The company, which is majority owned by Barrick Gold, said its financial performance was significantly impacted by the post-tax non-cash impairment charge of $644 million, resulting from uncertainty in the operating environment and the ban on exporting concentrates.

The goldminer’s revenue fell by 29 per cent to $752 million over the period, as the Tanzania’s ban on export of mineral concentrates introduced in March last year hit the firm’s earnings.

Acacia said the export ban, which forced it to reduce operations at its flagship Bulyanhulu mine, resulted in about $264 million in lost revenue and a cash burn of $237 million in 2017.

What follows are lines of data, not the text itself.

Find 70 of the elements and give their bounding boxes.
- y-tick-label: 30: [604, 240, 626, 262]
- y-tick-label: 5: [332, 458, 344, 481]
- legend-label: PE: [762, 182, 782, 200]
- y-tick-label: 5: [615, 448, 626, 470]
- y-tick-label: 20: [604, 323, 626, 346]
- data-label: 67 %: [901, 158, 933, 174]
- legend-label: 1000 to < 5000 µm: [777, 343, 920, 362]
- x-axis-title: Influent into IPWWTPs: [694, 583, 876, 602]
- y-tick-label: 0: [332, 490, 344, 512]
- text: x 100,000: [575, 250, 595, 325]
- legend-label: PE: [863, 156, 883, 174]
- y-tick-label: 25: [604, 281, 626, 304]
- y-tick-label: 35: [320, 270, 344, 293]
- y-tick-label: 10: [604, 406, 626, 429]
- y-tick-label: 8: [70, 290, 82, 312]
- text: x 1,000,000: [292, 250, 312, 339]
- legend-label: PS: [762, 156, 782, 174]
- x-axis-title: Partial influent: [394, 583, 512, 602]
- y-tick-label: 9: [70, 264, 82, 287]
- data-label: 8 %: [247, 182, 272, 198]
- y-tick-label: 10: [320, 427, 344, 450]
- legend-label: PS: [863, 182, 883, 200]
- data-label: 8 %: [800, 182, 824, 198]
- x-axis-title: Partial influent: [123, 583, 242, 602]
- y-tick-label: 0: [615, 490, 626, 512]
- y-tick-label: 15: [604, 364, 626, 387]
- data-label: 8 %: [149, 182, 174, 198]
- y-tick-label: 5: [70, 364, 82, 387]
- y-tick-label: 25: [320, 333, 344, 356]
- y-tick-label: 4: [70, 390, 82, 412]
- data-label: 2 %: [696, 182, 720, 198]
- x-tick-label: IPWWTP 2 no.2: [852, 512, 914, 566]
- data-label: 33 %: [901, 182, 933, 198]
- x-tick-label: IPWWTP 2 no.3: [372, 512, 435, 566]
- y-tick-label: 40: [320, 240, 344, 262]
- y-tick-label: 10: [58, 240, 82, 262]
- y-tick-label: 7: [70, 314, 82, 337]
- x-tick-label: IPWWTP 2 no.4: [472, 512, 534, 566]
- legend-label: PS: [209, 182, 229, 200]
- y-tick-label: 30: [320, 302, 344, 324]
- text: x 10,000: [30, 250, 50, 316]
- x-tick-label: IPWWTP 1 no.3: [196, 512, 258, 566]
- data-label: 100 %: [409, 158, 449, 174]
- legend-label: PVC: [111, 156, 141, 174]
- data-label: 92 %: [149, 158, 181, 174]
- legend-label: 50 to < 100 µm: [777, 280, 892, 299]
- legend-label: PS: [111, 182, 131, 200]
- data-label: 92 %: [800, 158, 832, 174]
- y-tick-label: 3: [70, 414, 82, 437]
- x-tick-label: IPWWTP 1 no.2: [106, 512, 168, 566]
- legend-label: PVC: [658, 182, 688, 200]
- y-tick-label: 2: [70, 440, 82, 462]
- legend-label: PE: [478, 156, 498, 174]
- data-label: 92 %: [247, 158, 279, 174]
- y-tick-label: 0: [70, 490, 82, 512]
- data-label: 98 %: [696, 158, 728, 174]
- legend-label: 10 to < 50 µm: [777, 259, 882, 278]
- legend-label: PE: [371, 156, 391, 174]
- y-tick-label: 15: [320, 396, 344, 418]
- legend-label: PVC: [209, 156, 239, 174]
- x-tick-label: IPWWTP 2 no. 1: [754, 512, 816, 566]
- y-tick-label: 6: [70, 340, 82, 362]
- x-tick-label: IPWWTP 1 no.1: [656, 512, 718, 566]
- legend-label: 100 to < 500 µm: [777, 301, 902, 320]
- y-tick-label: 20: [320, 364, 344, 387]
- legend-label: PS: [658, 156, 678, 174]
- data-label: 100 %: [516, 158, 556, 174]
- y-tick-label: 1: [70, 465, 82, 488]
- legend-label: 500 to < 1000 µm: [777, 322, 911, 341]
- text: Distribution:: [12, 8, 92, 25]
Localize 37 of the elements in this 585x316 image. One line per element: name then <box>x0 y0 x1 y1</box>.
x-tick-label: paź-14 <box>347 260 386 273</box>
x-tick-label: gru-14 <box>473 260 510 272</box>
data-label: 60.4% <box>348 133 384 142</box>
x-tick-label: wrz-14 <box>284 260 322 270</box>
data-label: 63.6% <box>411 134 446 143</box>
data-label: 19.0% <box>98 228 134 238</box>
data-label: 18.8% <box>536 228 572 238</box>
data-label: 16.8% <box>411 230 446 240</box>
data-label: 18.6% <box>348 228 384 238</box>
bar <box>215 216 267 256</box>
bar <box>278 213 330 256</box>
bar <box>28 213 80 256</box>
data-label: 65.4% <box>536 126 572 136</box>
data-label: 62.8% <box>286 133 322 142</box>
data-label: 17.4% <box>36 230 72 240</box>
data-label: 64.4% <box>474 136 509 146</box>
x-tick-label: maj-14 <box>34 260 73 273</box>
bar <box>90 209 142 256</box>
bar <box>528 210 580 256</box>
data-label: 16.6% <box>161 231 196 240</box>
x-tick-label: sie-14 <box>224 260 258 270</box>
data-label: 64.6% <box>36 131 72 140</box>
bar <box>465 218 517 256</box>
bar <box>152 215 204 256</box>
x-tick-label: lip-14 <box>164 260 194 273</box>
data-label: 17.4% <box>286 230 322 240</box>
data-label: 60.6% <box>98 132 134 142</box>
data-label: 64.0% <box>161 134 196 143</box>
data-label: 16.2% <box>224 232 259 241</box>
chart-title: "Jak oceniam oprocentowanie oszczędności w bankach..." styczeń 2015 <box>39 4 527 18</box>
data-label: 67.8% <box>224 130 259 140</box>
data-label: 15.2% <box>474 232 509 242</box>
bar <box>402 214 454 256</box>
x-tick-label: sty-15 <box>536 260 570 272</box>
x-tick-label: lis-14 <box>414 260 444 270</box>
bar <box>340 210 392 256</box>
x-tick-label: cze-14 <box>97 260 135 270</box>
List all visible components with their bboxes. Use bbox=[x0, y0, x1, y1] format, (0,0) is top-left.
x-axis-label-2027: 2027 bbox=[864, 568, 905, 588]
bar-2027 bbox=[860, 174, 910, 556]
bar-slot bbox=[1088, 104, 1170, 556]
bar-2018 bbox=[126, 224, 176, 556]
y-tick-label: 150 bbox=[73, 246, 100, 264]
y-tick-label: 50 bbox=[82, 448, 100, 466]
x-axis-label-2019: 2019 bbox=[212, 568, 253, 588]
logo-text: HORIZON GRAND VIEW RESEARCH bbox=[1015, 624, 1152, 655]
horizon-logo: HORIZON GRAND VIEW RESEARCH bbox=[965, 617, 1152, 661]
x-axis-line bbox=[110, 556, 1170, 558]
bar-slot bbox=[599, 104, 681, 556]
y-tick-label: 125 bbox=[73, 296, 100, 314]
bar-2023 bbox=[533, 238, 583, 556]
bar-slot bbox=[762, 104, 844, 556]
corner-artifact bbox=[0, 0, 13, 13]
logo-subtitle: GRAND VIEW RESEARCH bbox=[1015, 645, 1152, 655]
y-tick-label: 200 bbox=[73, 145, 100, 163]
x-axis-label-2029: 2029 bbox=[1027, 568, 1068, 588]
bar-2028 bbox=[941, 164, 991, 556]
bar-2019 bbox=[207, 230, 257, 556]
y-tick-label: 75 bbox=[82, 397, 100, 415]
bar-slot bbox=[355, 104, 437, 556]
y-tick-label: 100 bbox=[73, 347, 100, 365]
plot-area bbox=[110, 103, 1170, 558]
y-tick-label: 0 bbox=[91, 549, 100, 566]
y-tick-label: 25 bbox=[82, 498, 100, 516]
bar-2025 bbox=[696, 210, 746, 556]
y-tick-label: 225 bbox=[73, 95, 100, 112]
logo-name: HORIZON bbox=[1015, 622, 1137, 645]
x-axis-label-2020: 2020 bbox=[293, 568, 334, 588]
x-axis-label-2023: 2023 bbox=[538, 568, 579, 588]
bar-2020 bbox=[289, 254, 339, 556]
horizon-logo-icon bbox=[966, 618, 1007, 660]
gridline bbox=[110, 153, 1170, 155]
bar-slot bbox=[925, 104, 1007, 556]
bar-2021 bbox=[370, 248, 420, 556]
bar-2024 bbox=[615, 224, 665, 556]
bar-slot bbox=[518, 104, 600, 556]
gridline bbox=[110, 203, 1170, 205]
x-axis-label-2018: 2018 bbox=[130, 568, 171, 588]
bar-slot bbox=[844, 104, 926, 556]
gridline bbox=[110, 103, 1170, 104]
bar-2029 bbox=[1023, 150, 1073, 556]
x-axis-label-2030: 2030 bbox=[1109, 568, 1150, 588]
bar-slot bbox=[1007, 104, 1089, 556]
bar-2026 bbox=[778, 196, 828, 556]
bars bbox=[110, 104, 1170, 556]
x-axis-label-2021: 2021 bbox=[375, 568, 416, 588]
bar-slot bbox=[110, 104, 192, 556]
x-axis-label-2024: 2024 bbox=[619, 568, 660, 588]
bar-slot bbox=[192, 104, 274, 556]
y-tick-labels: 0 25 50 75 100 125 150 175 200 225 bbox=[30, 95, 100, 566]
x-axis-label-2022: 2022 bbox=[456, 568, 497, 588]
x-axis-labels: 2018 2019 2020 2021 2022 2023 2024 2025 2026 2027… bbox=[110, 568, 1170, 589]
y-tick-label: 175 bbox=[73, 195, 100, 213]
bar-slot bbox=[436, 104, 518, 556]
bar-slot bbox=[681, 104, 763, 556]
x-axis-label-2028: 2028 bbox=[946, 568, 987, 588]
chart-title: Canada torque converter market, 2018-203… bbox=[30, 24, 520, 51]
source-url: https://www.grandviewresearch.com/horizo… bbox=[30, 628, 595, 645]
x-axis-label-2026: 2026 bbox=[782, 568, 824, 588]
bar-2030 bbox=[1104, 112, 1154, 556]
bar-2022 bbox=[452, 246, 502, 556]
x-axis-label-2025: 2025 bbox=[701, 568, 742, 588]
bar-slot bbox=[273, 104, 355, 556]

“We delivered resilient operational performance during a challenging 2017, with full year gold production of 767,883 ounces at all-in sustaining costs (AISC) of $875 per ounce,” said Peter Geleta, the interim CEO of Acacia Mining.

“While Acacia Mining was impacted by events beyond our control, we took decisive action to stabilise our business and believe our operations are now well placed to deliver in 2018.”

Acacia is embroiled in a long-standing tax dispute with Tanzanian president John Magufuli’s government which accuses it of evading taxes stretching years back.

In July, Tanzania slapped Acacia with a $190 billion tax bill saying that the company owed the country $40 billion in unpaid taxes which result from under-declaring exports and $150 billion in penalties and interest.